Wildlife officer's hands-free gator trap nets Governor's Award – Herp Digest

by Elizabeth Queram, StarNews Online, November 28, 2013

Matt Criscoe had the epiphany while straddling an 11-foot alligator, preparing to wrap its jaws with electrical tape as a co-worker held its tail steady.

"I kind of thought, ‘Am I really about to do this?' " said Criscoe, an officer with the N.C. Wildlife Resources Commission. "You have to get on their backs and wrestle them to tape their mouths shut, and I just thought, ‘There's got to be a better way.' "

So Criscoe designed one – a hands-free gator trap that enables wildlife officers to capture wandering reptiles and transport them to safe locations, all without having to lay a hand on their scaly skin.

"I got the idea from our biologist, who had a similar device to transport bear and deer," he said. "I just added a few things to it to make it more suitable for us in the field."

The device consists of a 10-foot-long, 24-inch-diameter white tube with steel grates on either end. Officers place the trap on the ground, open the doors and pull the gator into the pipe by looping a lasso around its neck.

"You take the rope, put it through the tube and you just pull him through," said Criscoe, who received the Governor's Award of Excellence for his invention. "Then close the ends. You never have to touch the animal."

Removing alligators and other critters from garages, yards and swimming pools isn't a major part of Criscoe's job, but it's a fairly common occurrence. Since relocating to Brunswick County in 2009, Criscoe has participated in about 30 alligator relocations, eight of them in the past year. Statewide, the Wildlife Resources Commission moves between 20 and 25 alligators per year, but only when the reptiles are in danger or pose a threat to people or animals.

Traditionally, reptile relocation went something like this: Wildlife officers located the alligator and placed a loop around its neck, then let the reptile move around, tiring itself out. One officer would then channel his inner Crocodile Dundee, jump on the gator's back and attempt to restrain it.

"That's how we'd do it – just like you see on TV," Criscoe said. "You put all your weight on his snout, get his mouth shut with both of your hands, pull his head up, and tape his mouth shut. That's the dangerous part."

Next, officers taped the gator's rear legs – because "most gator power comes from the back legs," according to Criscoe – and placed it in the bed of a pickup truck, then drove it to a designated release area.

The process worked, but left officers vulnerable to injury. Criscoe escaped the 11-foot gator with a tooth mark on the shin and a scratch on the elbow, both sustained while wrestling. The trap virtually eliminates that risk, because once the reptiles are settled in the tube, they more or less calm down.

"They can't turn around in the tube, and once they get in there, they kind of chill out until you release them," Criscoe said.
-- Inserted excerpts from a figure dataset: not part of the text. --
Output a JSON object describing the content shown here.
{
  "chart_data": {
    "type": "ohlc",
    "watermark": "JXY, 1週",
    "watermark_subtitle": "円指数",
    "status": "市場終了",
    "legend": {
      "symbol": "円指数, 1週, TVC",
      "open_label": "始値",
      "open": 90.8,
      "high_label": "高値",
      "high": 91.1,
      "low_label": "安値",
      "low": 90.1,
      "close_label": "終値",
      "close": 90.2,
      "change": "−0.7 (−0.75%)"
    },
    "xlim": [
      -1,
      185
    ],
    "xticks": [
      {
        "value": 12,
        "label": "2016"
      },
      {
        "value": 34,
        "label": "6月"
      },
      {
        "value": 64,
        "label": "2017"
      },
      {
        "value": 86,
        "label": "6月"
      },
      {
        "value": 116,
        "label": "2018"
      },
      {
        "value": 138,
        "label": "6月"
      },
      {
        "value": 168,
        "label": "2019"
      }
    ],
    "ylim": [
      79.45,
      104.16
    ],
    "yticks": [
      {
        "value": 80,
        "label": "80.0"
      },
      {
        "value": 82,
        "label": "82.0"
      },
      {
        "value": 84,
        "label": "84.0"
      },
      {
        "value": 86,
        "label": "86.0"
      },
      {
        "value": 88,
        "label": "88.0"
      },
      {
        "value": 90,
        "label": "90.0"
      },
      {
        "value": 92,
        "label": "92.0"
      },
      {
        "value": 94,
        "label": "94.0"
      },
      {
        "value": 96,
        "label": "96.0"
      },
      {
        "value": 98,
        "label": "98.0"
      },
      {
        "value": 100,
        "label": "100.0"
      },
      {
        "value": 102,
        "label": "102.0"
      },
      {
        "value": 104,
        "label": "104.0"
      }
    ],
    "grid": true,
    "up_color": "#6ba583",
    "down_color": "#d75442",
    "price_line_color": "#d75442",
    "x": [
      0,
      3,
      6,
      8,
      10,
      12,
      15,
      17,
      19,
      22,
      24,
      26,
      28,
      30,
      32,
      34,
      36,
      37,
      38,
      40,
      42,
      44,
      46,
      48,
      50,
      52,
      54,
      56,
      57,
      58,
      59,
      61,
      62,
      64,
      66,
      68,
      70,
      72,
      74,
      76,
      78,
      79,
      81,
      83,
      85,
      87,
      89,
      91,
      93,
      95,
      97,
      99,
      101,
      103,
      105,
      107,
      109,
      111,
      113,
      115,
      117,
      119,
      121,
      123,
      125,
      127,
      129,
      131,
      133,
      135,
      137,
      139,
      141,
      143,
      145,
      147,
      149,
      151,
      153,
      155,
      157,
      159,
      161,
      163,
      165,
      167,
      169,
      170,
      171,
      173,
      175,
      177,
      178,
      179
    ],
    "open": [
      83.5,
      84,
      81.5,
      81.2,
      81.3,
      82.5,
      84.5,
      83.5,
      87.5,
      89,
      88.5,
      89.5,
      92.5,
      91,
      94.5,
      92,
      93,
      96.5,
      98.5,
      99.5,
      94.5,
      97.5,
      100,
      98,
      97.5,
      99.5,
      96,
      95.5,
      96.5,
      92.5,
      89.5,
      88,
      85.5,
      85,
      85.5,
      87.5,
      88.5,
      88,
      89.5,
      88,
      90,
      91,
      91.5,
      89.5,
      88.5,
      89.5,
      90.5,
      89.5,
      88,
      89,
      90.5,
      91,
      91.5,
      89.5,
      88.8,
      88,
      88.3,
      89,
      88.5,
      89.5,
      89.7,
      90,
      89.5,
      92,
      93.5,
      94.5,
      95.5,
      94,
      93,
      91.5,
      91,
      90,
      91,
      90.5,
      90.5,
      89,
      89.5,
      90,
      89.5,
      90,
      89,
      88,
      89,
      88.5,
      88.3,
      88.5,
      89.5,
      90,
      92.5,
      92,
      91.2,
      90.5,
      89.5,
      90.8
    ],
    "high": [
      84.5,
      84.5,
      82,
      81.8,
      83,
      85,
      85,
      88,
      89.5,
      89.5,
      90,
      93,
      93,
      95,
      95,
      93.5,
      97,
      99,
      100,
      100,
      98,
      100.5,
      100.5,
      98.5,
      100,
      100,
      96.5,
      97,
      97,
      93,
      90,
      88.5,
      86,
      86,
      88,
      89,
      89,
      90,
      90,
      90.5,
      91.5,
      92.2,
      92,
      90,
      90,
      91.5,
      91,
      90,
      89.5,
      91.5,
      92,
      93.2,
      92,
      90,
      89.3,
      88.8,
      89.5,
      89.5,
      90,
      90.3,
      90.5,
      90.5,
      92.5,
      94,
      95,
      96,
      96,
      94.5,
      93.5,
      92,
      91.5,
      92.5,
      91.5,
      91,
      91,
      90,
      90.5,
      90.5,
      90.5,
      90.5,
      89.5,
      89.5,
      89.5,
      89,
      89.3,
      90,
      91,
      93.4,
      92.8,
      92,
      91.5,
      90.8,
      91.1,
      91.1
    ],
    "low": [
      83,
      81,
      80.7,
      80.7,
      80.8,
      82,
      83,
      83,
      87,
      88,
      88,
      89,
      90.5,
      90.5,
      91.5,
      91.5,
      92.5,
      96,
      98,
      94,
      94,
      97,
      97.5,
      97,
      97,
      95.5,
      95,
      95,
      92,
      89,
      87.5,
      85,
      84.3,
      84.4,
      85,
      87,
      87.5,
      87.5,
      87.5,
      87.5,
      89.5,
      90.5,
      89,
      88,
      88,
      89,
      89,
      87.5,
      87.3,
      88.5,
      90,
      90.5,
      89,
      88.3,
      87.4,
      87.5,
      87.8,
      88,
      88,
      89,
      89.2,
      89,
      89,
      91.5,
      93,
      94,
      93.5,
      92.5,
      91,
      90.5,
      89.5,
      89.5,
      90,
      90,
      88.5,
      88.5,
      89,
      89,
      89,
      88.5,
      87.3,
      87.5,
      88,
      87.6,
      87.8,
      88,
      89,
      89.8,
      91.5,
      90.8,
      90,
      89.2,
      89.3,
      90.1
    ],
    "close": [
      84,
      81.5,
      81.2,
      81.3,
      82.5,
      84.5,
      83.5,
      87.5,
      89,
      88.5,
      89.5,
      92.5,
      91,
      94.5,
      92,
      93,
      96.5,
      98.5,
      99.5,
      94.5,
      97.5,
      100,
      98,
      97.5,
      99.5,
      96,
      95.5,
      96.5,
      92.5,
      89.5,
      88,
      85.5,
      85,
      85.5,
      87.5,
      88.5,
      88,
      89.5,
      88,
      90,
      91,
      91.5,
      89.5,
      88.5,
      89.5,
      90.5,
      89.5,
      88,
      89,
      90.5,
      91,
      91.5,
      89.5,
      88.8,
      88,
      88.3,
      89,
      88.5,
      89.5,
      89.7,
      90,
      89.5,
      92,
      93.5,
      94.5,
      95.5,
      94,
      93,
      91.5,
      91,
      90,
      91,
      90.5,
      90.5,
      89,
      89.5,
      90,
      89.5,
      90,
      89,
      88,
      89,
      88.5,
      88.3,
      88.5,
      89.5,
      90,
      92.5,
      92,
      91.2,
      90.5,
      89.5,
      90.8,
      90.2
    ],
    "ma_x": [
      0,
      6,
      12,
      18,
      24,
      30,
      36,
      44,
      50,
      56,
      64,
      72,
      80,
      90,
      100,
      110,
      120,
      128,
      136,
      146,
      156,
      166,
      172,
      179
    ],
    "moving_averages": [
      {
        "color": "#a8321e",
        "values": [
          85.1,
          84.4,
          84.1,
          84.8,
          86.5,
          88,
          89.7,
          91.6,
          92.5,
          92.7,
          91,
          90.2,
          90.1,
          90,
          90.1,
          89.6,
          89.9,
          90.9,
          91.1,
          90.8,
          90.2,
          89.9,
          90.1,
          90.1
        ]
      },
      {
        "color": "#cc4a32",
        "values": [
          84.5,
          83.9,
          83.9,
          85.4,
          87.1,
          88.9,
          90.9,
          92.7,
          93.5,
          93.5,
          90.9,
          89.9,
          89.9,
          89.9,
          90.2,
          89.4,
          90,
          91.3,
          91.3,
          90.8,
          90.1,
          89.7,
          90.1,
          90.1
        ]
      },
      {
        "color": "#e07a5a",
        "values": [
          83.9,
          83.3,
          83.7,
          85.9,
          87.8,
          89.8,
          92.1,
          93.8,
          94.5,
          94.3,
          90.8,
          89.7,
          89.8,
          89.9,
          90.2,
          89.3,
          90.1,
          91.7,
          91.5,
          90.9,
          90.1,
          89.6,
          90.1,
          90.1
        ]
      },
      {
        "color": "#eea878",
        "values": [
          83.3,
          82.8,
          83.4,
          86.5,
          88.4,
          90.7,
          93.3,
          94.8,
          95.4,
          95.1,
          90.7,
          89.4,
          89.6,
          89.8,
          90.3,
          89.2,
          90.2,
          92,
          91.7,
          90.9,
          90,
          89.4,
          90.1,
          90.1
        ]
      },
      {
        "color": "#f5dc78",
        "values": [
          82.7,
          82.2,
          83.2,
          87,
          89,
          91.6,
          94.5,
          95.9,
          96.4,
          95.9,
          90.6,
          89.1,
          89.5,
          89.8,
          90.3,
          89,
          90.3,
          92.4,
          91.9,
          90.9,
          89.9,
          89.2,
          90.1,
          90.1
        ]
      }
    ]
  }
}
The Wildlife Resources Commission currently has two of the transport devices, built by a fabrication company in Rocky Mount at a cost of about $1,200. Wildlife officers in Bladen County recently used the device to restrain and relocate a 12-foot alligator that had wandered onto the highway. The trap will most likely only be used for larger gators, and Criscoe hasn't yet had a chance to deploy it in the field,



"It's been kind of a slow season, and for the smaller alligators, we'll still do it the way we used to do it," he said. "I don't mind that. It gets the adrenaline pumping, for sure."